The notification is part of a new procedure adopted after a federal court in Oregon ruled in June of last year that US citizens placed on the No Fly List had their rights to “procedural due process” violated and instructed the government to provide a “new process” that satisfied the “constitutional requirements for due process.”
In the case of Gulet Mohamed, a US citizen who claims his constitutional rights were violated when he was placed on the No Fly List, was notified that he could use this procedure if he wanted.
His lawyer, Gadeir Abbas, was not persuaded that this improved the constitutionality of the No Fly List.
“What revisions have been made are essentially meaningless,” Abbas declared in April. “While it’s an extremely minuscule step forward that the government is now willing to confirm whether or not someone is on the No Fly List, the fact remains that people on the No Fly List don’t need the government to tell them whether or not they are on that list because they find out for themselves when they try to fly.”
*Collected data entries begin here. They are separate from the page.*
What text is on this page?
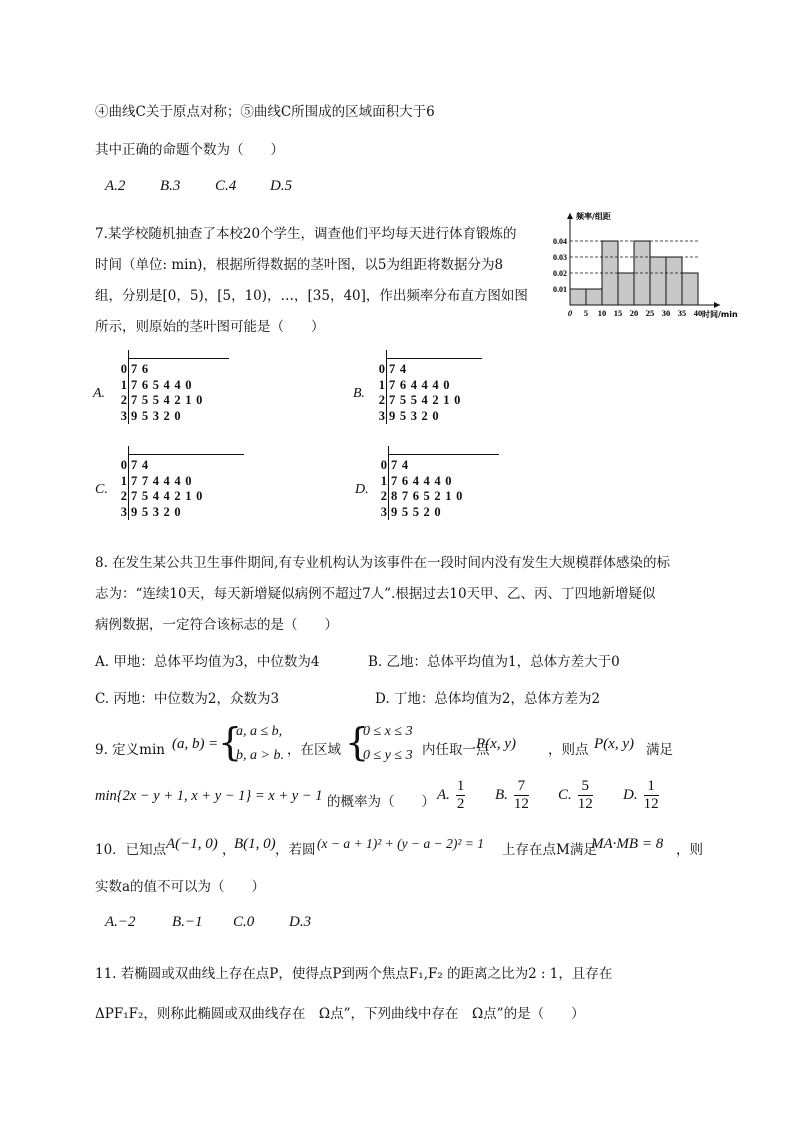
④曲线C关于原点对称；⑤曲线C所围成的区域面积大于6
其中正确的命题个数为（　　）
A.2 B.3 C.4 D.5
7.某学校随机抽查了本校20个学生，调查他们平均每天进行体育锻炼的
时间（单位: min)，根据所得数据的茎叶图，以5为组距将数据分为8
组，分别是[0，5)，[5，10)，…，[35，40]，作出频率分布直方图如图
所示，则原始的茎叶图可能是（　　）
0.01
0.02
0.03
0.04
0 5 10 15 20 25 30 35 40 时间/min
频率/组距
A.
0 76
1 765440
2 7554210
3 95320
B.
0 74
1 764440
2 7554210
3 95320
C.
0 74
1 774440
2 7544210
3 95320
D.
0 74
1 764440
2 8765210
3 95520
8. 在发生某公共卫生事件期间,有专业机构认为该事件在一段时间内没有发生大规模群体感染的标
志为：“连续10天，每天新增疑似病例不超过7人”.根据过去10天甲、乙、丙、丁四地新增疑似
病例数据，一定符合该标志的是（　　）
A. 甲地：总体平均值为3，中位数为4	B. 乙地：总体平均值为1，总体方差大于0
C. 丙地：中位数为2，众数为3	D. 丁地：总体均值为2，总体方差为2
9. 定义min (a, b) = {
a, a ≤ b,
b, a > b. ，在区域 {
0 ≤ x ≤ 3
0 ≤ y ≤ 3 内任取一点
P(x, y) ，则点 P(x, y) 满足
min{2x − y + 1, x + y − 1} = x + y − 1 的概率为（　　） A. $\frac{1}{2} B$. $\frac{7}{12} C$. $\frac{5}{12} D$. $\frac{1}{12}$
10．已知点 A(−1, 0) ，
B(1, 0) ，若圆 (x − a + 1)² + (y − a − 2)² = 1 上存在点M满足
MA·MB = 8 ，则
实数a的值不可以为（　　）
A.−2 B.−1 C.0 D.3
11. 若椭圆或双曲线上存在点P，使得点P到两个焦点F₁,F₂ 的距离之比为2 : 1，且存在
ΔPF₁F₂，则称此椭圆或双曲线存在　Ω点”，下列曲线中存在　Ω点”的是（　　）
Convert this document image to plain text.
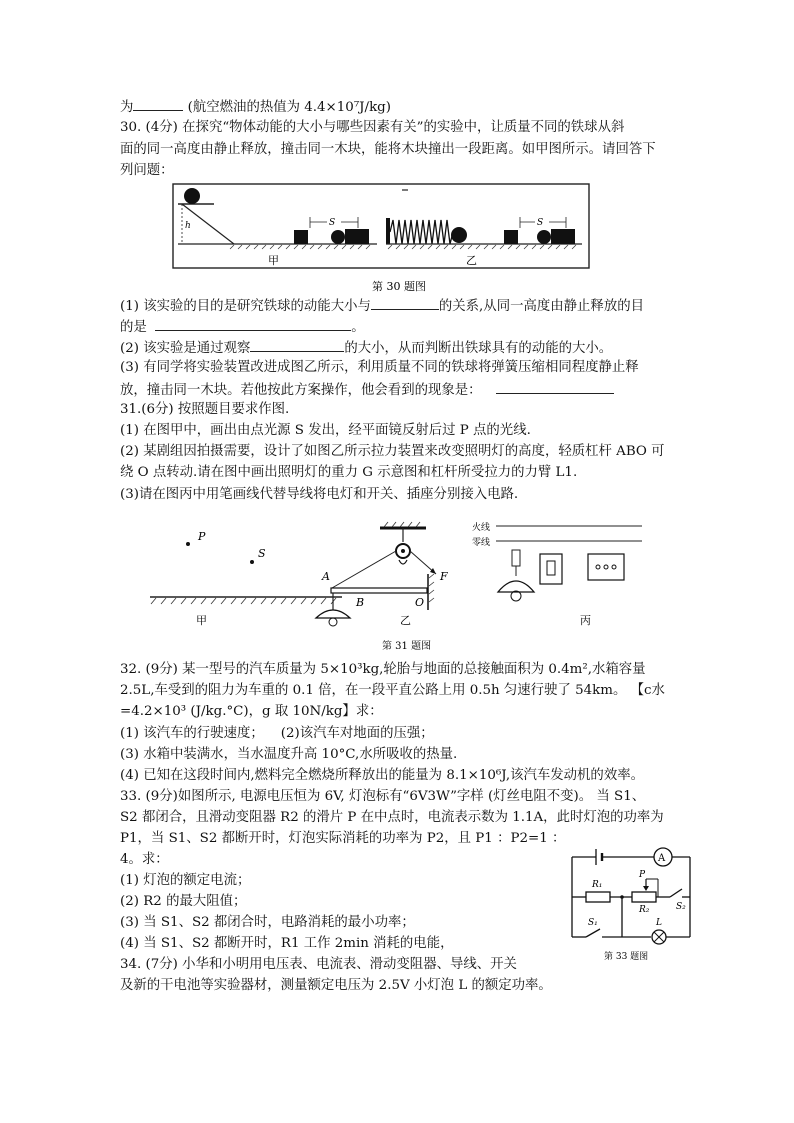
为	(航空燃油的热值为 4.4×10⁷J/kg)
30. (4分) 在探究“物体动能的大小与哪些因素有关”的实验中，让质量不同的铁球从斜
面的同一高度由静止释放，撞击同一木块，能将木块撞出一段距离。如甲图所示。请回答下
列问题：
h	S	S
甲	乙
第 30 题图
(1) 该实验的目的是研究铁球的动能大小与	的关系,从同一高度由静止释放的目
的是	。
(2) 该实验是通过观察	的大小，从而判断出铁球具有的动能的大小。
(3) 有同学将实验装置改进成图乙所示，利用质量不同的铁球将弹簧压缩相同程度静止释
放，撞击同一木块。若他按此方案操作，他会看到的现象是：
31.(6分) 按照题目要求作图.
(1) 在图甲中，画出由点光源 S 发出，经平面镜反射后过 P 点的光线.
(2) 某剧组因拍摄需要，设计了如图乙所示拉力装置来改变照明灯的高度，轻质杠杆 ABO 可
绕 O 点转动.请在图中画出照明灯的重力 G 示意图和杠杆所受拉力的力臂 L1.
(3)请在图丙中用笔画线代替导线将电灯和开关、插座分别接入电路.
P
S
甲
F
A
B	O
乙
火线
零线
丙
第 31 题图
32. (9分) 某一型号的汽车质量为 5×10³kg,轮胎与地面的总接触面积为 0.4m²,水箱容量
2.5L,车受到的阻力为车重的 0.1 倍，在一段平直公路上用 0.5h 匀速行驶了 54km。 【c水
=4.2×10³ (J/kg.°C)，g 取 10N/kg】求：
(1) 该汽车的行驶速度； (2)该汽车对地面的压强；
(3) 水箱中装满水，当水温度升高 10°C,水所吸收的热量.
(4) 已知在这段时间内,燃料完全燃烧所释放出的能量为 8.1×10⁶J,该汽车发动机的效率。
33. (9分)如图所示, 电源电压恒为 6V, 灯泡标有“6V3W”字样 (灯丝电阻不变)。 当 S1、
S2 都闭合，且滑动变阻器 R2 的滑片 P 在中点时，电流表示数为 1.1A，此时灯泡的功率为
P1，当 S1、S2 都断开时，灯泡实际消耗的功率为 P2，且 P1 ：P2=1 ：
4。求：
(1) 灯泡的额定电流；
(2) R2 的最大阻值；
(3) 当 S1、S2 都闭合时，电路消耗的最小功率；
(4) 当 S1、S2 都断开时，R1 工作 2min 消耗的电能，
34. (7分) 小华和小明用电压表、电流表、滑动变阻器、导线、开关
及新的干电池等实验器材，测量额定电压为 2.5V 小灯泡 L 的额定功率。
A
R₁
R₂
P
S₂
S₁	L
第 33 题图
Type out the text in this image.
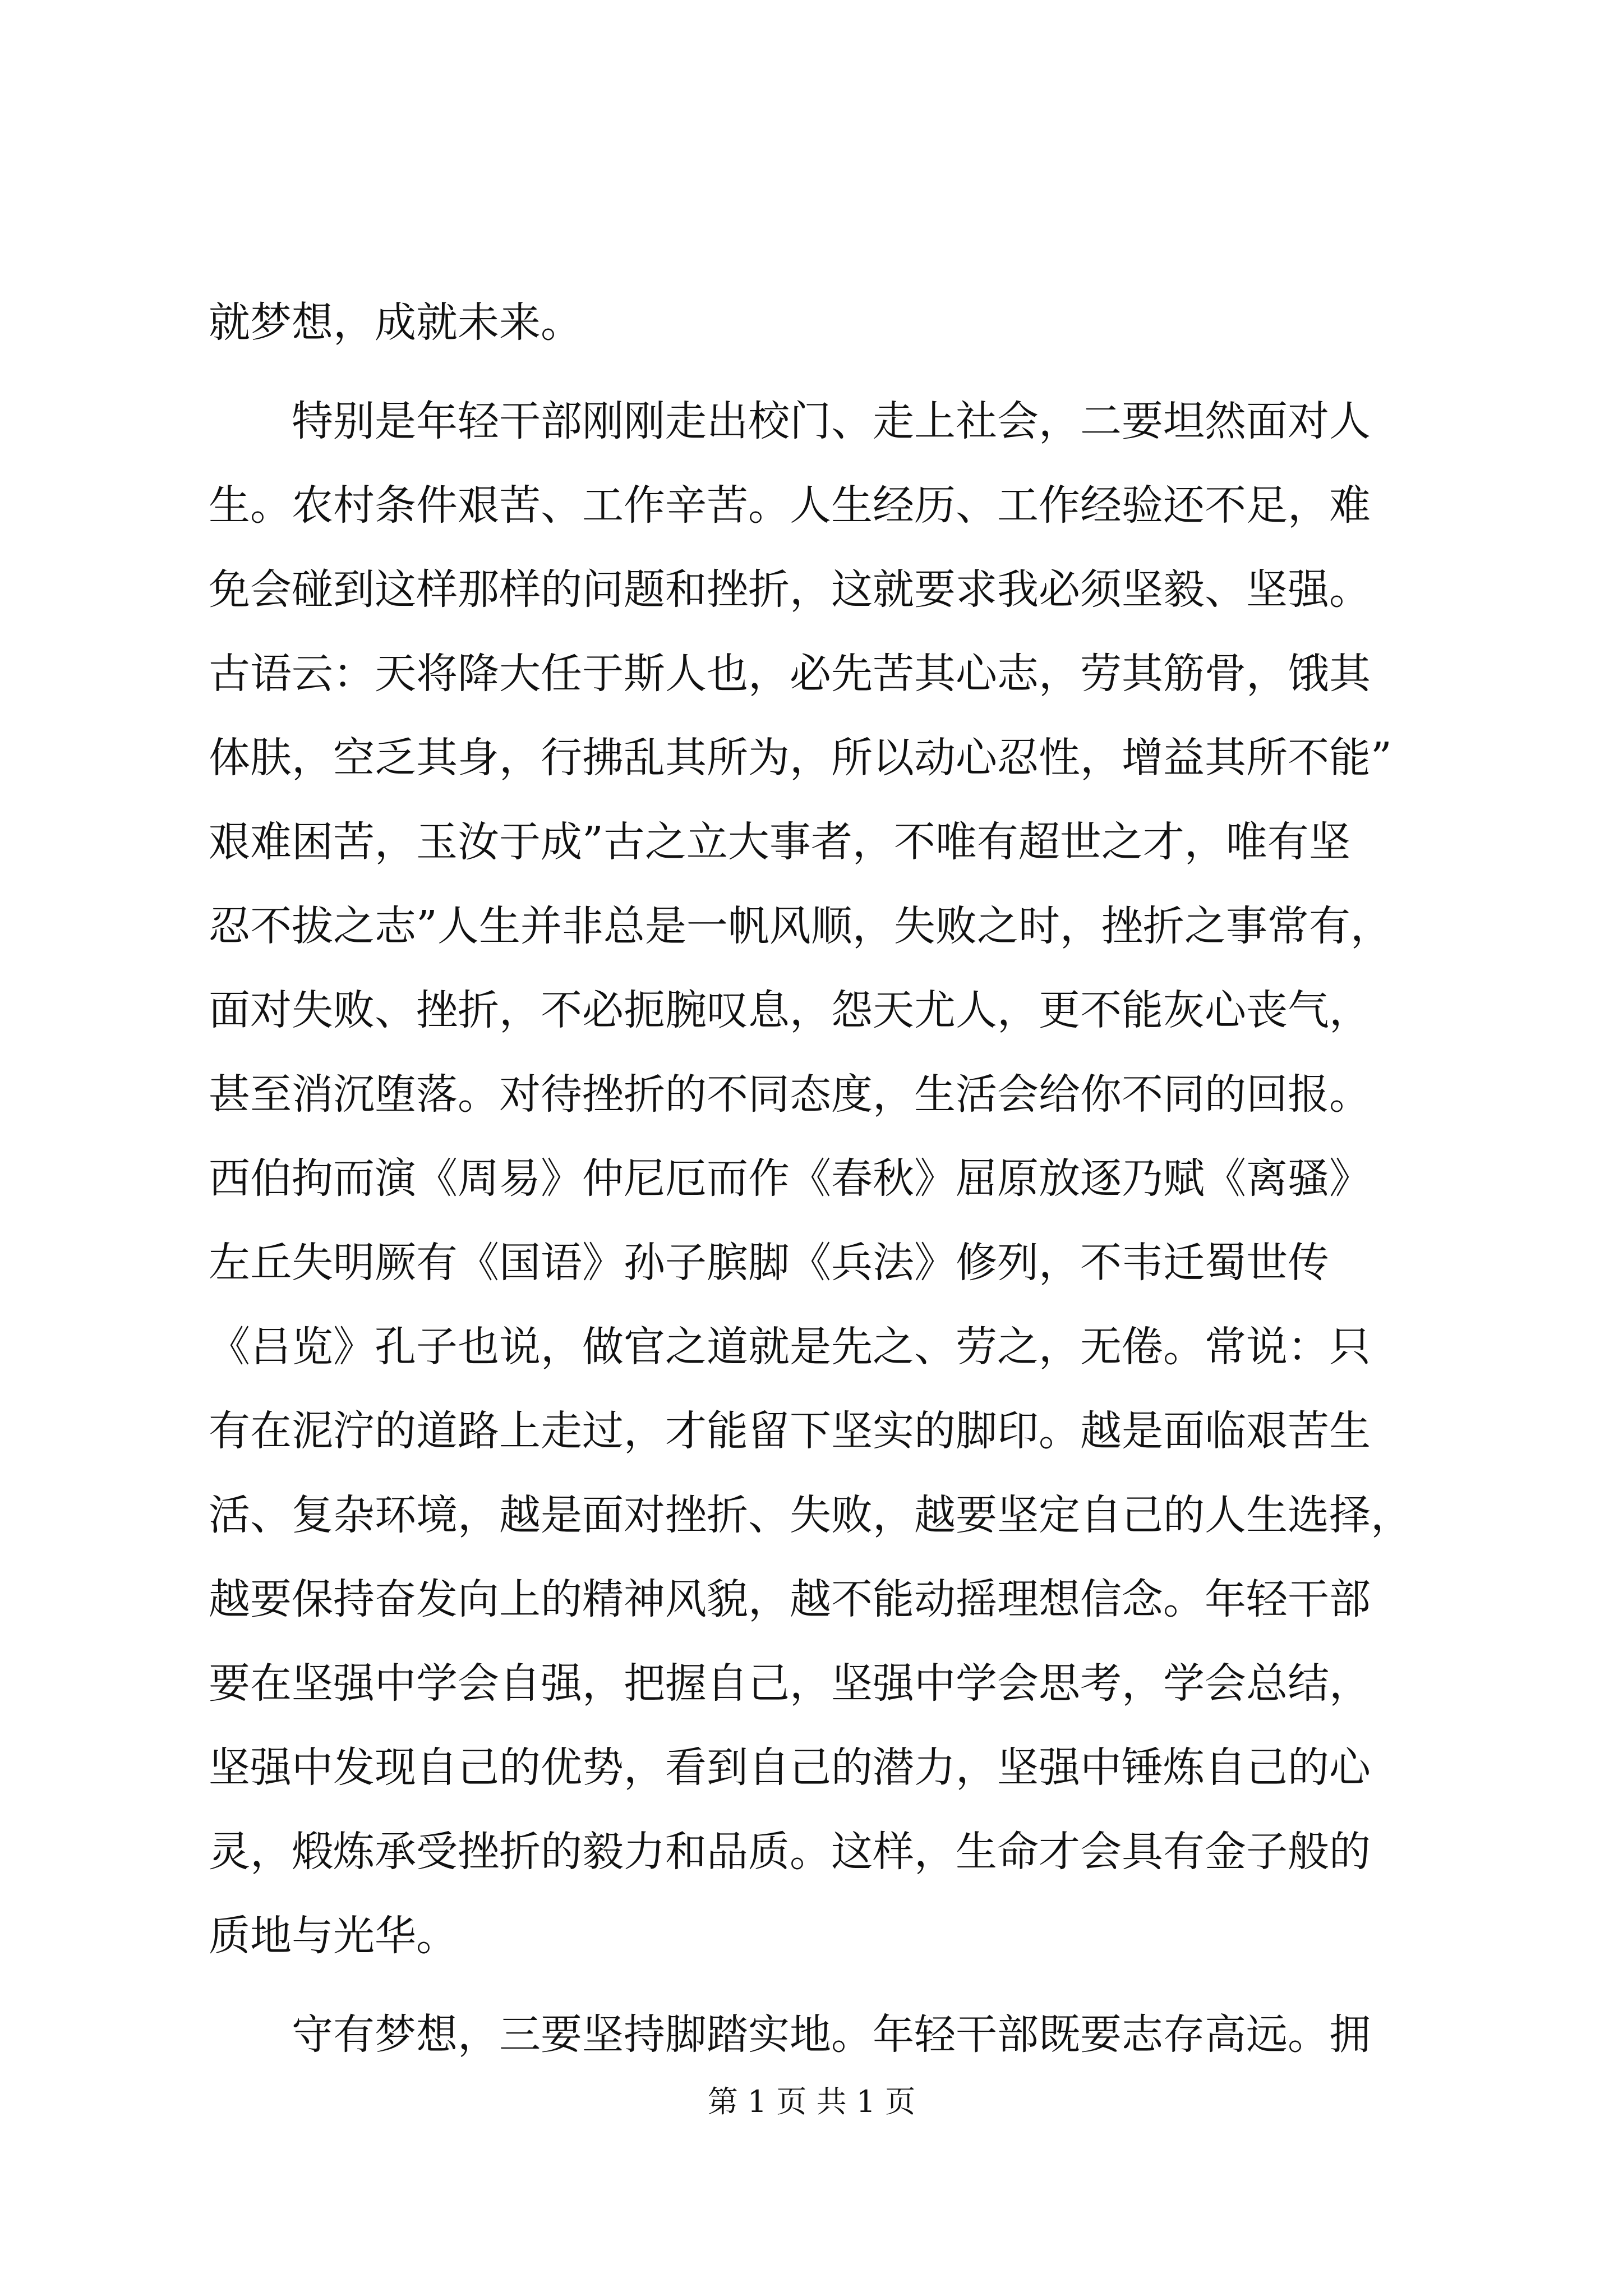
就梦想，成就未来。
特别是年轻干部刚刚走出校门、走上社会，二要坦然面对人
生。农村条件艰苦、工作辛苦。人生经历、工作经验还不足，难
免会碰到这样那样的问题和挫折，这就要求我必须坚毅、坚强。
古语云：天将降大任于斯人也，必先苦其心志，劳其筋骨，饿其
体肤，空乏其身，行拂乱其所为，所以动心忍性，增益其所不能”
艰难困苦，玉汝于成”古之立大事者，不唯有超世之才，唯有坚
忍不拔之志”人生并非总是一帆风顺，失败之时，挫折之事常有，
面对失败、挫折，不必扼腕叹息，怨天尤人，更不能灰心丧气，
甚至消沉堕落。对待挫折的不同态度，生活会给你不同的回报。
西伯拘而演《周易》仲尼厄而作《春秋》屈原放逐乃赋《离骚》
左丘失明厥有《国语》孙子膑脚《兵法》修列，不韦迁蜀世传
《吕览》孔子也说，做官之道就是先之、劳之，无倦。常说：只
有在泥泞的道路上走过，才能留下坚实的脚印。越是面临艰苦生
活、复杂环境，越是面对挫折、失败，越要坚定自己的人生选择，
越要保持奋发向上的精神风貌，越不能动摇理想信念。年轻干部
要在坚强中学会自强，把握自己，坚强中学会思考，学会总结，
坚强中发现自己的优势，看到自己的潜力，坚强中锤炼自己的心
灵，煅炼承受挫折的毅力和品质。这样，生命才会具有金子般的
质地与光华。
守有梦想，三要坚持脚踏实地。年轻干部既要志存高远。拥
第 1 页 共 1 页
The government is only willing to identify the criteria under which a person has been listed. That criteria is “so broad as to actually communicate no meaningful information to allow a person to rebut the designation,” Abbas added.
None of the changes would help American Muslims like Tanvir, Algibhah, Shinwari or Sajjad. The notification they received would not have to confirm that the FBI was responsible for their placement or that there was any wrongdoing by agents. It would not have to confirm that rights had been violated—and probably would not to protect the government from lawsuits.
“It remains far too easy for the government to place people on the No-Fly List and far too difficult for those people to challenge that decision,” Ramzi Kassem of the Creating Law Enforcement Accountability & Responsibility (CLEAR) Project, co-counsel in the lawsuit.
The notification letters suggest that the best way for American Muslims to get off the No Fly List is to sue the government, however, not every American Muslim on the watch list has the will to challenge the government and risk further intimidation and harassment.
The Justice Department maintains there is “no constitutional right not to become an informant.” No “religious burden” is imposed if an FBI agent demands that an American Muslim spy for the government. If it did burden them, it is an American Muslim’s responsibility to inform agents of their “religious objections.” And, despite losing multiple No Fly List lawsuits, the Justice Department is still unwilling to recognize that Americans have a “liberty interest” in air travel.